Congrats! You just liberated data from a plot!
57.3 Use the extracted data
57.3.1 q4 Load the price and production datasets you extracted. Join and plot price vs production; what kind of relationship do you see?
## NOTE: Your filenames may vary!
df_price <- read_csv(
"./data/beef_price.csv",
col_names = c("date", "price_percent")
)
## Rows: 232 Columns: 2
## ── Column specification ────────────────────────────────────────────────────────
## Delimiter: ","
## dbl (1): price_percent
## date (1): date
##
## ℹ Use `spec()` to retrieve the full column specification for this data.

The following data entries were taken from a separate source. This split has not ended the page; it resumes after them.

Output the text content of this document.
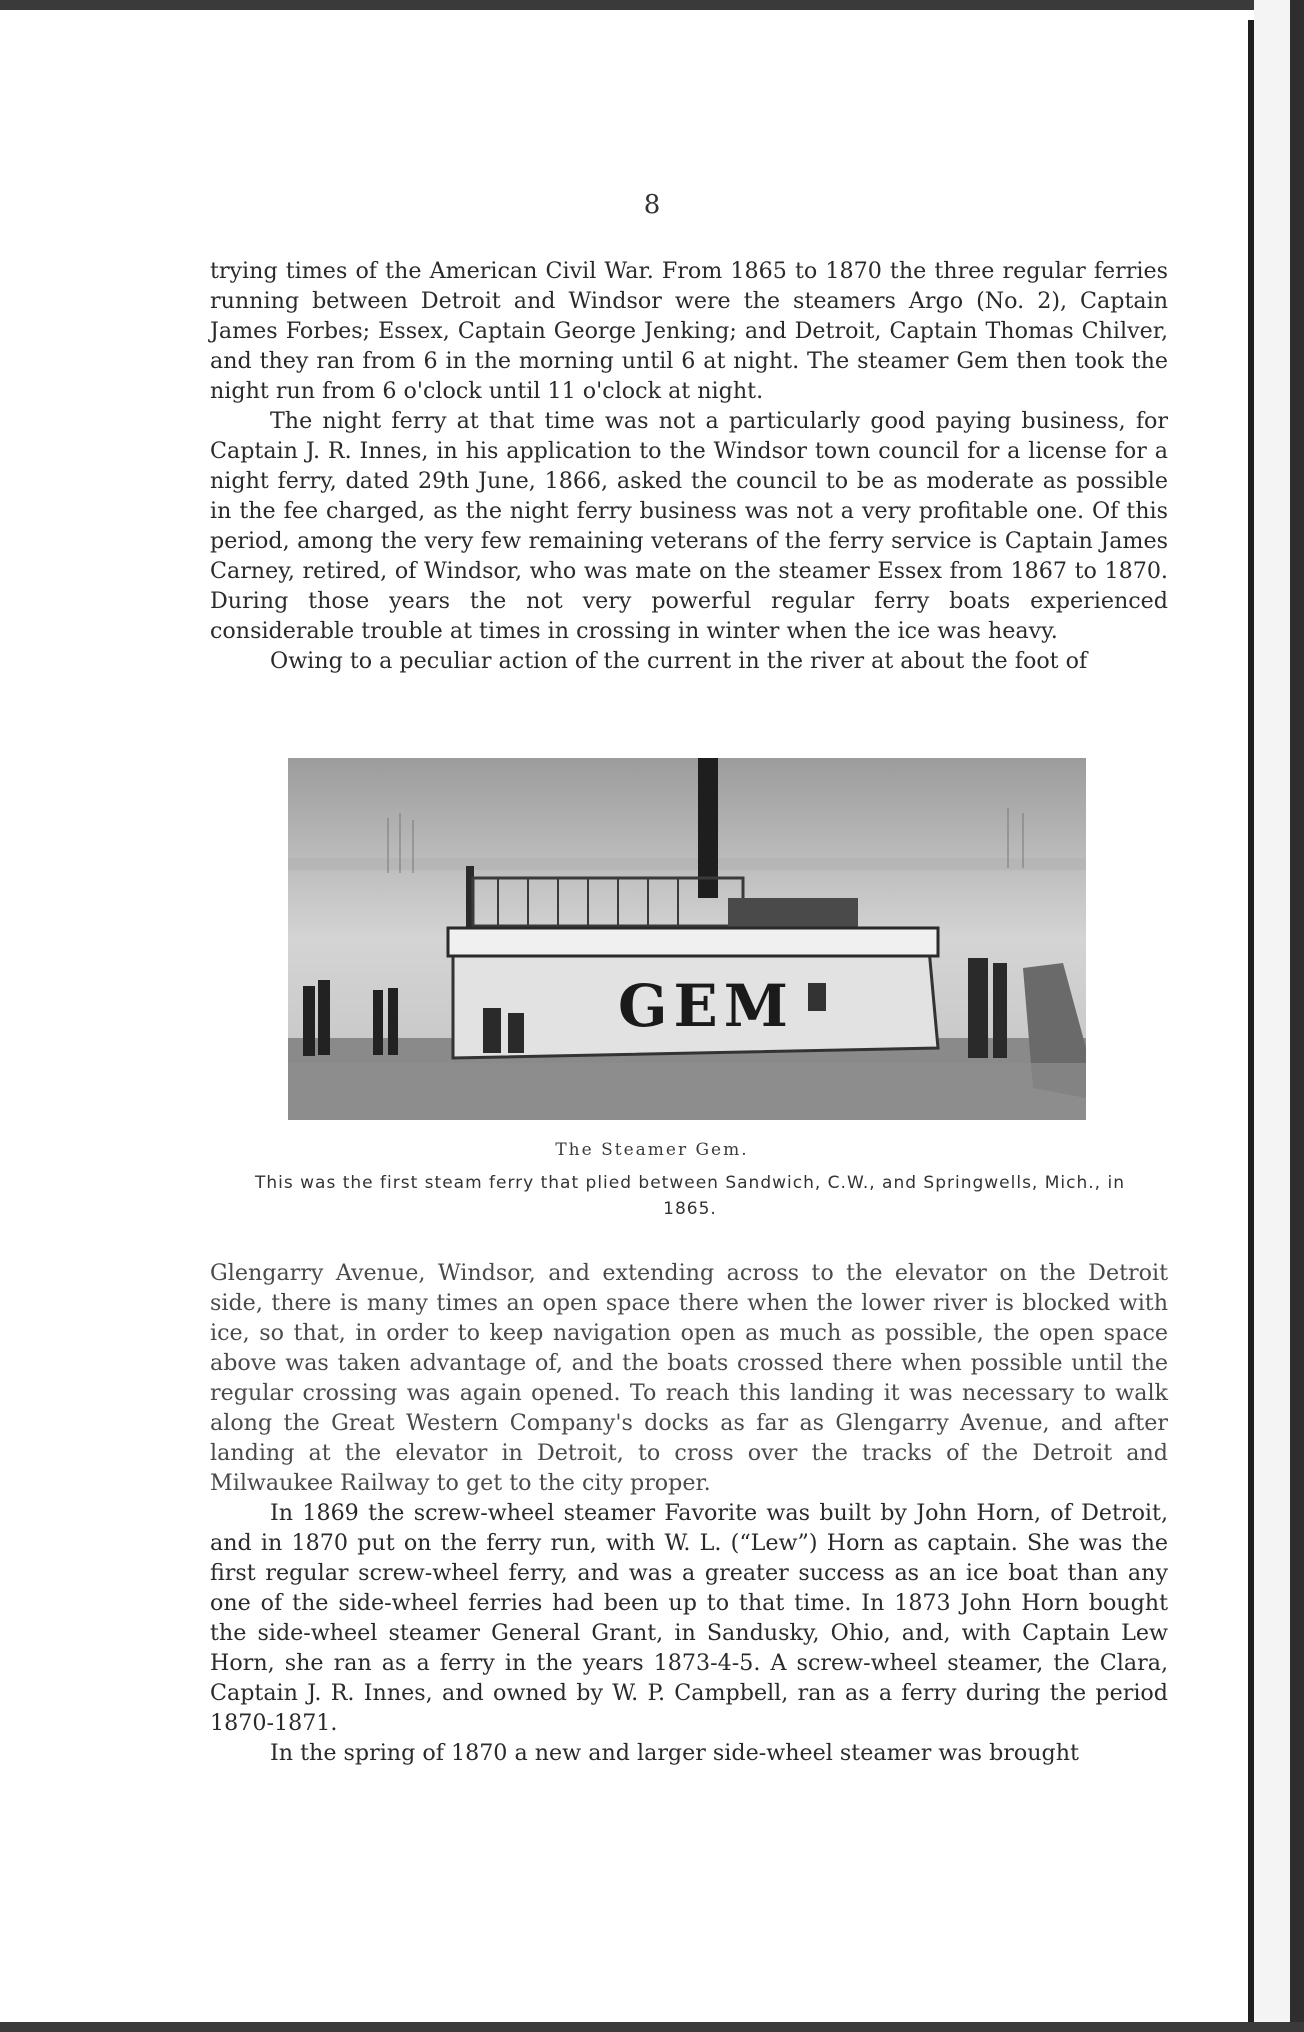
8

trying times of the American Civil War. From 1865 to 1870 the three regular ferries running between Detroit and Windsor were the steamers Argo (No. 2), Captain James Forbes; Essex, Captain George Jenking; and Detroit, Captain Thomas Chilver, and they ran from 6 in the morning until 6 at night. The steamer Gem then took the night run from 6 o'clock until 11 o'clock at night.

The night ferry at that time was not a particularly good paying business, for Captain J. R. Innes, in his application to the Windsor town council for a license for a night ferry, dated 29th June, 1866, asked the council to be as moderate as possible in the fee charged, as the night ferry business was not a very profitable one. Of this period, among the very few remaining veterans of the ferry service is Captain James Carney, retired, of Windsor, who was mate on the steamer Essex from 1867 to 1870. During those years the not very powerful regular ferry boats experienced considerable trouble at times in crossing in winter when the ice was heavy.

Owing to a peculiar action of the current in the river at about the foot of

GEM
The Steamer Gem.
This was the first steam ferry that plied between Sandwich, C.W., and Springwells, Mich., in 1865.

Glengarry Avenue, Windsor, and extending across to the elevator on the Detroit side, there is many times an open space there when the lower river is blocked with ice, so that, in order to keep navigation open as much as possible, the open space above was taken advantage of, and the boats crossed there when possible until the regular crossing was again opened. To reach this landing it was necessary to walk along the Great Western Company's docks as far as Glengarry Avenue, and after landing at the elevator in Detroit, to cross over the tracks of the Detroit and Milwaukee Railway to get to the city proper.

In 1869 the screw-wheel steamer Favorite was built by John Horn, of Detroit, and in 1870 put on the ferry run, with W. L. (“Lew”) Horn as captain. She was the first regular screw-wheel ferry, and was a greater success as an ice boat than any one of the side-wheel ferries had been up to that time. In 1873 John Horn bought the side-wheel steamer General Grant, in Sandusky, Ohio, and, with Captain Lew Horn, she ran as a ferry in the years 1873-4-5. A screw-wheel steamer, the Clara, Captain J. R. Innes, and owned by W. P. Campbell, ran as a ferry during the period 1870-1871.

In the spring of 1870 a new and larger side-wheel steamer was brought
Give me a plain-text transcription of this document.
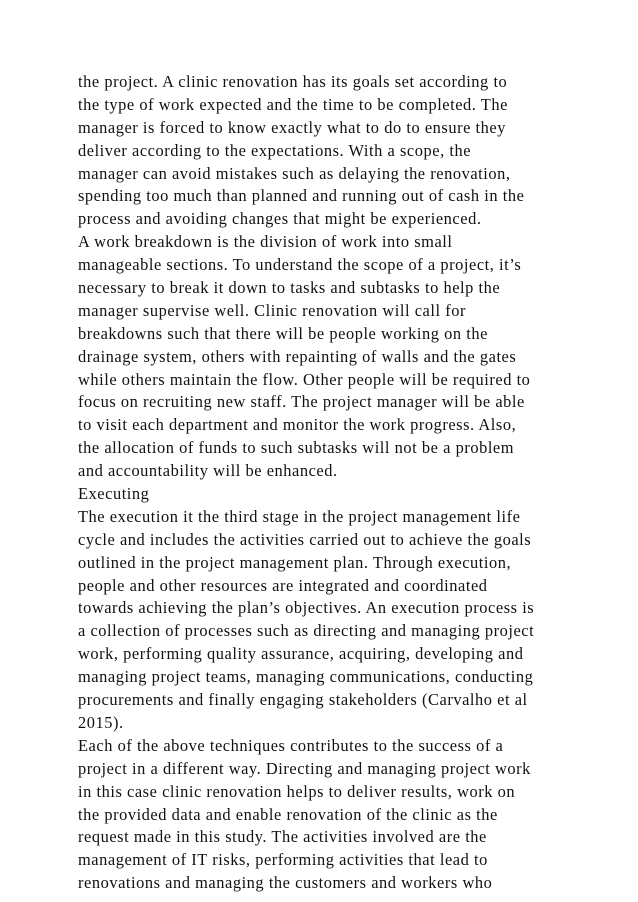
the project. A clinic renovation has its goals set according to
the type of work expected and the time to be completed. The
manager is forced to know exactly what to do to ensure they
deliver according to the expectations. With a scope, the
manager can avoid mistakes such as delaying the renovation,
spending too much than planned and running out of cash in the
process and avoiding changes that might be experienced.
A work breakdown is the division of work into small
manageable sections. To understand the scope of a project, it’s
necessary to break it down to tasks and subtasks to help the
manager supervise well. Clinic renovation will call for
breakdowns such that there will be people working on the
drainage system, others with repainting of walls and the gates
while others maintain the flow. Other people will be required to
focus on recruiting new staff. The project manager will be able
to visit each department and monitor the work progress. Also,
the allocation of funds to such subtasks will not be a problem
and accountability will be enhanced.
Executing
The execution it the third stage in the project management life
cycle and includes the activities carried out to achieve the goals
outlined in the project management plan. Through execution,
people and other resources are integrated and coordinated
towards achieving the plan’s objectives. An execution process is
a collection of processes such as directing and managing project
work, performing quality assurance, acquiring, developing and
managing project teams, managing communications, conducting
procurements and finally engaging stakeholders (Carvalho et al
2015).
Each of the above techniques contributes to the success of a
project in a different way. Directing and managing project work
in this case clinic renovation helps to deliver results, work on
the provided data and enable renovation of the clinic as the
request made in this study. The activities involved are the
management of IT risks, performing activities that lead to
renovations and managing the customers and workers who
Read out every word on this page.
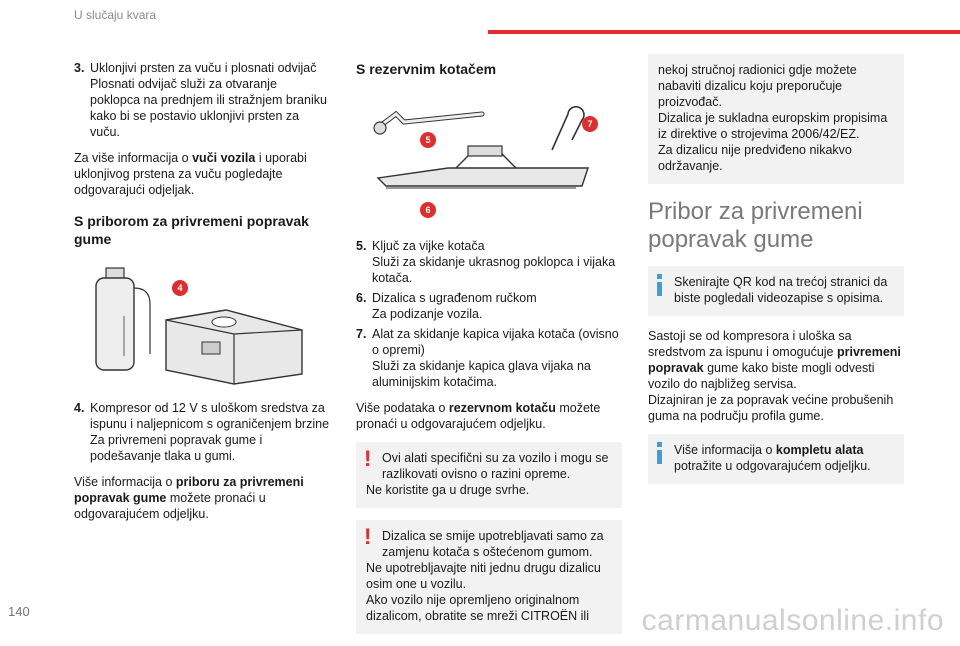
U slučaju kvara
3. Uklonjivi prsten za vuču i plosnati odvijač
Plosnati odvijač služi za otvaranje poklopca na prednjem ili stražnjem braniku kako bi se postavio uklonjivi prsten za vuču.

Za više informacija o vuči vozila i uporabi uklonjivog prstena za vuču pogledajte odgovarajući odjeljak.

S priborom za privremeni popravak gume
4
4. Kompresor od 12 V s uloškom sredstva za ispunu i naljepnicom s ograničenjem brzine
Za privremeni popravak gume i podešavanje tlaka u gumi.

Više informacija o priboru za privremeni popravak gume možete pronaći u odgovarajućem odjeljku.

S rezervnim kotačem
5
6
7
5. Ključ za vijke kotača
Služi za skidanje ukrasnog poklopca i vijaka kotača.
6. Dizalica s ugrađenom ručkom
Za podizanje vozila.
7. Alat za skidanje kapica vijaka kotača (ovisno o opremi)
Služi za skidanje kapica glava vijaka na aluminijskim kotačima.

Više podataka o rezervnom kotaču možete pronaći u odgovarajućem odjeljku.

! Ovi alati specifični su za vozilo i mogu se razlikovati ovisno o razini opreme.
Ne koristite ga u druge svrhe.
! Dizalica se smije upotrebljavati samo za zamjenu kotača s oštećenom gumom.
Ne upotrebljavajte niti jednu drugu dizalicu osim one u vozilu.
Ako vozilo nije opremljeno originalnom dizalicom, obratite se mreži CITROËN ili
nekoj stručnoj radionici gdje možete nabaviti dizalicu koju preporučuje proizvođač.
Dizalica je sukladna europskim propisima iz direktive o strojevima 2006/42/EZ.
Za dizalicu nije predviđeno nikakvo održavanje.
Pribor za privremeni popravak gume
Skenirajte QR kod na trećoj stranici da biste pogledali videozapise s opisima.

Sastoji se od kompresora i uloška sa sredstvom za ispunu i omogućuje privremeni popravak gume kako biste mogli odvesti vozilo do najbližeg servisa.
Dizajniran je za popravak većine probušenih guma na području profila gume.

Više informacija o kompletu alata potražite u odgovarajućem odjeljku.
140	carmanualsonline.info
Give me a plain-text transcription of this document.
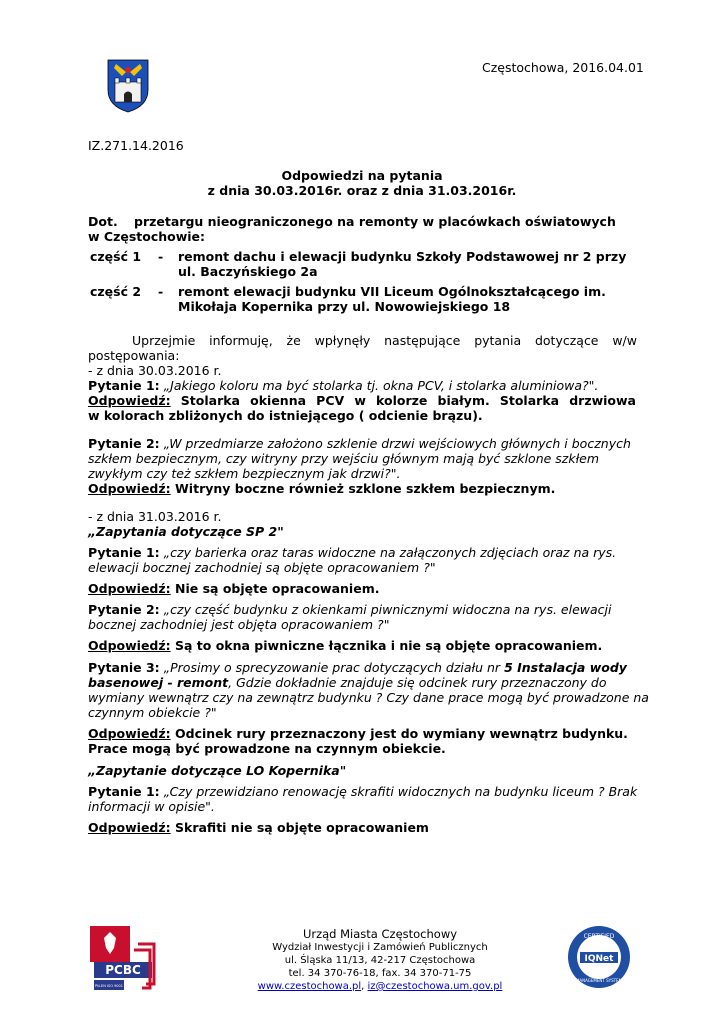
Częstochowa, 2016.04.01

IZ.271.14.2016

Odpowiedzi na pytania

z dnia 30.03.2016r. oraz z dnia 31.03.2016r.

Dot.	przetargu nieograniczonego na remonty w placówkach oświatowych

w Częstochowie:

część 1	-	remont dachu i elewacji budynku Szkoły Podstawowej nr 2 przy

ul. Baczyńskiego 2a

część 2	-	remont elewacji budynku VII Liceum Ogólnokształcącego im.

Mikołaja Kopernika przy ul. Nowowiejskiego 18

Uprzejmie informuję, że wpłynęły następujące pytania dotyczące w/w

postępowania:

- z dnia 30.03.2016 r.

Pytanie 1: „Jakiego koloru ma być stolarka tj. okna PCV, i stolarka aluminiowa?".

Odpowiedź: Stolarka okienna PCV w kolorze białym. Stolarka drzwiowa

w kolorach zbliżonych do istniejącego ( odcienie brązu).

Pytanie 2: „W przedmiarze założono szklenie drzwi wejściowych głównych i bocznych

szkłem bezpiecznym, czy witryny przy wejściu głównym mają być szklone szkłem

zwykłym czy też szkłem bezpiecznym jak drzwi?".

Odpowiedź: Witryny boczne również szklone szkłem bezpiecznym.

- z dnia 31.03.2016 r.

„Zapytania dotyczące SP 2"

Pytanie 1: „czy barierka oraz taras widoczne na załączonych zdjęciach oraz na rys.

elewacji bocznej zachodniej są objęte opracowaniem ?"

Odpowiedź: Nie są objęte opracowaniem.

Pytanie 2: „czy część budynku z okienkami piwnicznymi widoczna na rys. elewacji

bocznej zachodniej jest objęta opracowaniem ?"

Odpowiedź: Są to okna piwniczne łącznika i nie są objęte opracowaniem.

Pytanie 3: „Prosimy o sprecyzowanie prac dotyczących działu nr 5 Instalacja wody

basenowej - remont, Gdzie dokładnie znajduje się odcinek rury przeznaczony do

wymiany wewnątrz czy na zewnątrz budynku ? Czy dane prace mogą być prowadzone na

czynnym obiekcie ?"

Odpowiedź: Odcinek rury przeznaczony jest do wymiany wewnątrz budynku.

Prace mogą być prowadzone na czynnym obiekcie.

„Zapytanie dotyczące LO Kopernika"

Pytanie 1: „Czy przewidziano renowację skrafiti widocznych na budynku liceum ? Brak

informacji w opisie".

Odpowiedź: Skrafiti nie są objęte opracowaniem

PCBC
PN-EN ISO 9001
Urząd Miasta Częstochowy
Wydział Inwestycji i Zamówień Publicznych
ul. Śląska 11/13, 42-217 Częstochowa
tel. 34 370-76-18, fax. 34 370-71-75
www.czestochowa.pl, iz@czestochowa.um.gov.pl
CERTIFIED
MANAGEMENT SYSTEM
IQNet
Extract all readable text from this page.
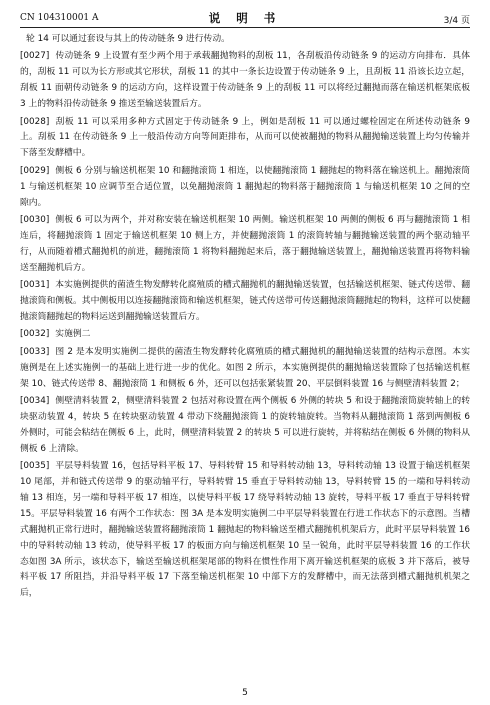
CN 104310001 A	说 明 书	3/4 页

轮 14 可以通过套设与其上的传动链条 9 进行传动。

[0027] 传动链条 9 上设置有至少两个用于承载翻抛物料的刮板 11，各刮板沿传动链条 9 的运动方向排布．具体的，刮板 11 可以为长方形或其它形状，刮板 11 的其中一条长边设置于传动链条 9 上，且刮板 11 沿该长边立起，刮板 11 面朝传动链条 9 的运动方向，这样设置于传动链条 9 上的刮板 11 可以将经过翻抛而落在输送机框架底板 3 上的物料沿传动链条 9 推送至输送装置后方。

[0028] 刮板 11 可以采用多种方式固定于传动链条 9 上，例如是刮板 11 可以通过螺栓固定在所述传动链条 9 上。刮板 11 在传动链条 9 上一般沿传动方向等间距排布，从而可以使被翻抛的物料从翻抛输送装置上均匀传输并下落至发酵槽中。

[0029] 侧板 6 分别与输送机框架 10 和翻抛滚筒 1 相连，以使翻抛滚筒 1 翻抛起的物料落在输送机上。翻抛滚筒 1 与输送机框架 10 应调节至合适位置，以免翻抛滚筒 1 翻抛起的物料落于翻抛滚筒 1 与输送机框架 10 之间的空隙内。

[0030] 侧板 6 可以为两个，并对称安装在输送机框架 10 两侧。输送机框架 10 两侧的侧板 6 再与翻抛滚筒 1 相连后，将翻抛滚筒 1 固定于输送机框架 10 侧上方，并使翻抛滚筒 1 的滚筒转轴与翻抛输送装置的两个驱动轴平行，从而随着槽式翻抛机的前进，翻抛滚筒 1 将物料翻抛起来后，落于翻抛输送装置上，翻抛输送装置再将物料输送至翻抛机后方。

[0031] 本实施例提供的菌渣生物发酵转化腐殖质的槽式翻抛机的翻抛输送装置，包括输送机框架、链式传送带、翻抛滚筒和侧板。其中侧板用以连接翻抛滚筒和输送机框架，链式传送带可传送翻抛滚筒翻抛起的物料，这样可以使翻抛滚筒翻抛起的物料运送到翻抛输送装置后方。

[0032] 实施例二

[0033] 图 2 是本发明实施例二提供的菌渣生物发酵转化腐殖质的槽式翻抛机的翻抛输送装置的结构示意图。本实施例是在上述实施例一的基础上进行进一步的优化。如图 2 所示，本实施例提供的翻抛输送装置除了包括输送机框架 10、链式传送带 8、翻抛滚筒 1 和侧板 6 外，还可以包括张紧装置 20、平层倒料装置 16 与侧壁清料装置 2；

[0034] 侧壁清料装置 2，侧壁清料装置 2 包括对称设置在两个侧板 6 外侧的转块 5 和设于翻抛滚筒旋转轴上的转块驱动装置 4，转块 5 在转块驱动装置 4 带动下绕翻抛滚筒 1 的旋转轴旋转。当物料从翻抛滚筒 1 落到两侧板 6 外侧时，可能会粘结在侧板 6 上，此时，侧壁清料装置 2 的转块 5 可以进行旋转，并将粘结在侧板 6 外侧的物料从侧板 6 上清除。

[0035] 平层导料装置 16，包括导料平板 17、导料转臂 15 和导料转动轴 13，导料转动轴 13 设置于输送机框架 10 尾部，并和链式传送带 9 的驱动轴平行，导料转臂 15 垂直于导料转动轴 13，导料转臂 15 的一端和导料转动轴 13 相连，另一端和导料平板 17 相连，以使导料平板 17 绕导料转动轴 13 旋转，导料平板 17 垂直于导料转臂 15。平层导料装置 16 有两个工作状态：图 3A 是本发明实施例二中平层导料装置在行进工作状态下的示意图。当槽式翻抛机正常行进时，翻抛输送装置将翻抛滚筒 1 翻抛起的物料输送至槽式翻抛机机架后方，此时平层导料装置 16 中的导料转动轴 13 转动，使导料平板 17 的板面方向与输送机框架 10 呈一锐角，此时平层导料装置 16 的工作状态如图 3A 所示，该状态下，输送至输送机框架尾部的物料在惯性作用下离开输送机框架的底板 3 并下落后，被导料平板 17 所阻挡，并沿导料平板 17 下落至输送机框架 10 中部下方的发酵槽中，而无法落到槽式翻抛机机架之后，

5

## ℹ Specify the column types or set `show_col_types = FALSE` to quiet this message.
df_production <- read_csv(
"./data/beef_production.csv",
col_names = c("date", "production_percent")
)
## Rows: 227 Columns: 2
## ── Column specification ────────────────────────────────────────────────────────
## Delimiter: ","
## dbl (1): production_percent
## date (1): date
##
## ℹ Use `spec()` to retrieve the full column specification for this data.
## ℹ Specify the column types or set `show_col_types = FALSE` to quiet this message.
## NOTE: I'm relying on WebPlotDigitizer to produce dates in order to
## make this join work. This will probably fail if you have numbers
## rather than dates.
df_both <-
inner_join(
df_price,
df_production,
by = "date"
)
df_both %>%
ggplot(aes(production_percent, price_percent, color = date)) +
geom_point()
Observations:
- In the middle of the pandemic beef production dropped quickly without a large change in price.
- After production dropped by 20% beef price began to spike.
- As the pandemic continued in the US, beef production increased slightly, but price continued to rise.